I could shut off the entire house water supply if all else fails but I’d like to be able to turn off the water supply valve locally.

The supply valve

supply valve view other side

  • 1
    Looks like a 1/4 turn valve. There's no forcing those, so don't. Always know where the main shut off is before doing anything.
    – Mazura
    Commented Sep 1, 2018 at 0:19
  • Typical inexpensive consumer valve ; replace it as needed. Commented Dec 14, 2020 at 16:08

1 Answer 1


Getting it to shut off completely is unnecessary. There are plenty of SE questions about swapping a valve or trying to get it to close more if you really want to. You're talking about a down time of minutes, not days or weeks; that's when I would suggest that, or taking it off and capping it.

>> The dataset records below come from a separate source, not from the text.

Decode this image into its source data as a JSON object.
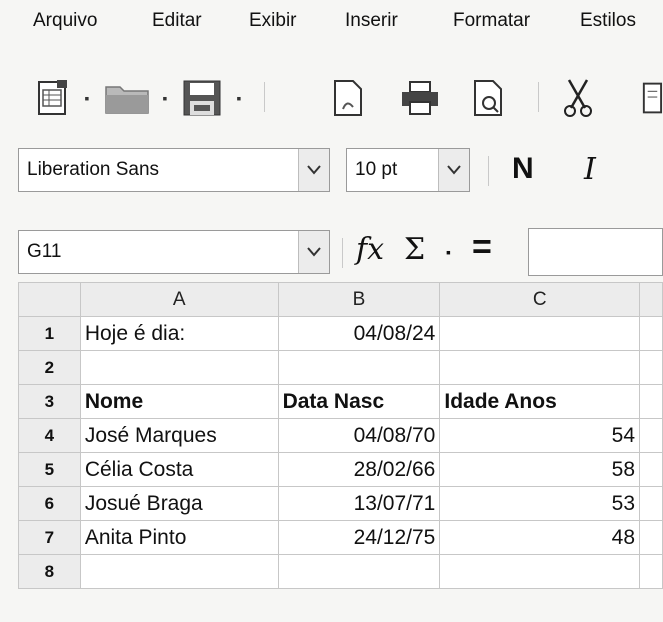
{
  "menu": {
    "items": [
      "Arquivo",
      "Editar",
      "Exibir",
      "Inserir",
      "Formatar",
      "Estilos"
    ]
  },
  "toolbar": {
    "icons": [
      "new-document-icon",
      "open-folder-icon",
      "save-icon",
      "export-pdf-icon",
      "print-icon",
      "print-preview-icon",
      "cut-icon",
      "copy-icon"
    ]
  },
  "font_bar": {
    "font_name": "Liberation Sans",
    "font_size": "10 pt",
    "bold_label": "N",
    "italic_label": "I"
  },
  "formula_bar": {
    "name_box": "G11",
    "fx_label": "fx",
    "sum_label": "Σ",
    "equals_label": "=",
    "formula_value": ""
  },
  "sheet": {
    "columns": [
      "A",
      "B",
      "C"
    ],
    "rows": [
      {
        "num": "1",
        "a": "Hoje é dia:",
        "b": "04/08/24",
        "c": ""
      },
      {
        "num": "2",
        "a": "",
        "b": "",
        "c": ""
      },
      {
        "num": "3",
        "a": "Nome",
        "b": "Data Nasc",
        "c": "Idade Anos"
      },
      {
        "num": "4",
        "a": "José Marques",
        "b": "04/08/70",
        "c": "54"
      },
      {
        "num": "5",
        "a": "Célia Costa",
        "b": "28/02/66",
        "c": "58"
      },
      {
        "num": "6",
        "a": "Josué Braga",
        "b": "13/07/71",
        "c": "53"
      },
      {
        "num": "7",
        "a": "Anita Pinto",
        "b": "24/12/75",
        "c": "48"
      },
      {
        "num": "8",
        "a": "",
        "b": "",
        "c": ""
      }
    ]
  }
}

  • Turn the valve off as much as possible.

  • Flush the toilet.

  • Take the supply line lose from the toilet and let it, and the toilet, drain into a bucket.

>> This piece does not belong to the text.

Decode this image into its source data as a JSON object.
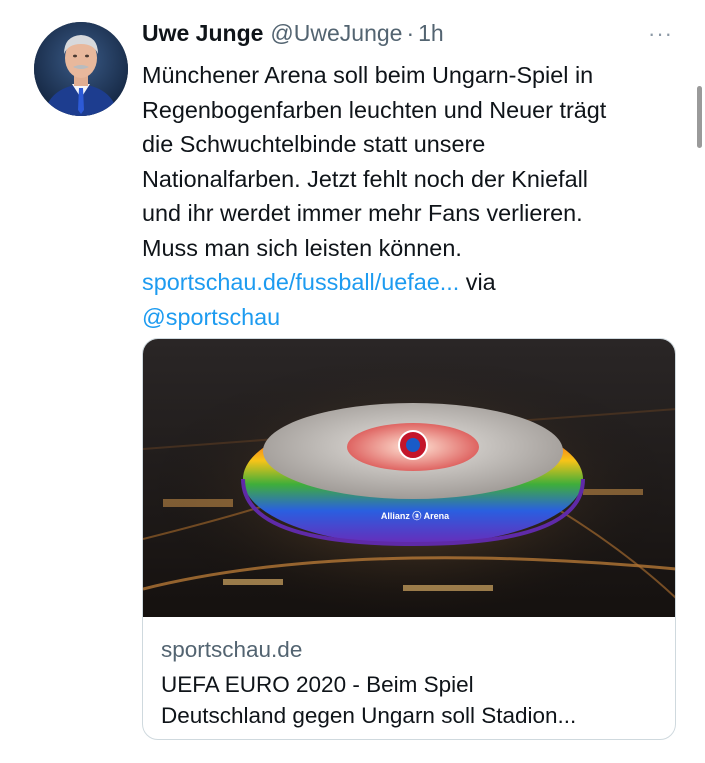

  • Have towels down on the floor because it's going to get a little messy as you install the new equipment as fast as possible and hook everything back up.

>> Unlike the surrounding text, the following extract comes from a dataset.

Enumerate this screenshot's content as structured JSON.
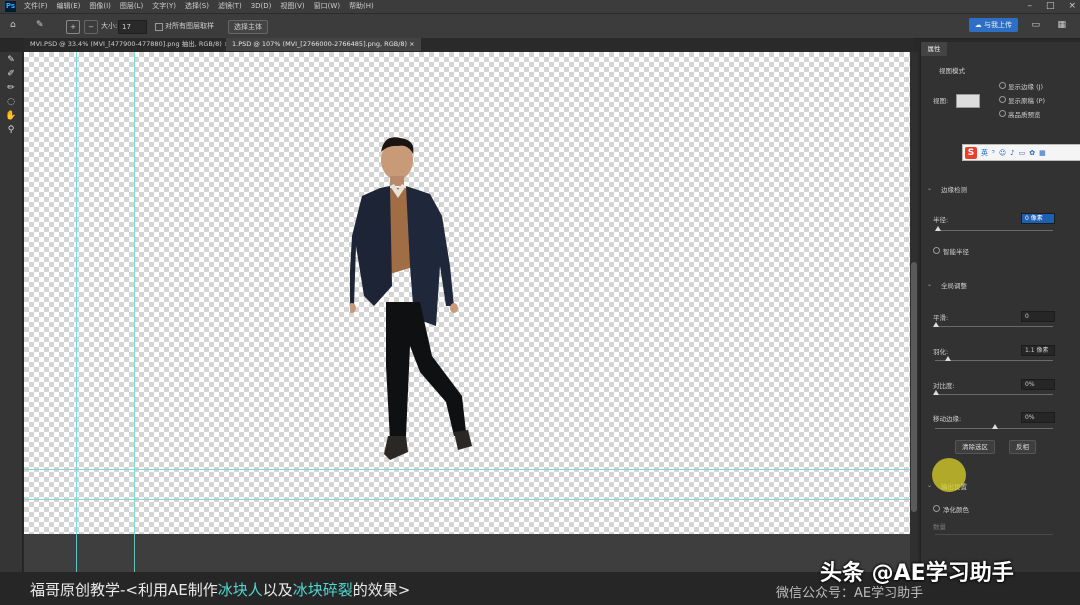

  • Don't be in such a rush that you cross-thread or over tighten. A little water never hurt anything.

If you're really worried get a tiny brass cap to put on the valve while you work. It's probably 3/8ths compression thread and usually found in the isle with faucet repair parts - alternatively, get a 3/8ths compression thread plug to put into the supply line. Both usually require a few wraps of PTFE tape to actually seal - but again we're talking minutes, so whatever: towels, a bucket, and get 'er done.

  • 1
    Thanks Mazura. I went the whole house off route! Now I’ve got everything installed. However the T adapter is leaking where the hose goes to the bidet. Slightly, enough to be a problem. Now I’m wrapping the PTFE tape around each thread and praying it fixes the leak. Cuz I have to run back out to the curb each time! Ha. If these things fail I shall be heeding your advice when the hardware store is open and I can get a few plugs. The other threads I saw on supply valves were actually what terrified me—one said you could lose a ball in the valve if overtightening a screw and then it’s leak city.
    – thetallone
    Commented Sep 1, 2018 at 1:35
  • @thetallone - a very slight drip might plug itself with minerals. That's not ideal, but if you've put it together six times and all you get is a drop every 30 seconds, put a pan under it and try to wait it out.
    – Mazura
    Commented Sep 1, 2018 at 15:11
  • 2
    Please, please please replace the stop valve while you have the water shut off to the house. Those valves provide a local point to stop the water for maintenance and for leaks. If something leaks in the future and you are not there, the person who tries to turn if off likely will not know how to quickly shut off the main... and your house is flooded. Commented Sep 1, 2018 at 15:56
  • @JimmyFix-it - then they'd be breaking the rule: know where the shut off is. But yeah, if you've got it shut off and you have to go clean all of your aerators anyway, now's the time to swap the valve.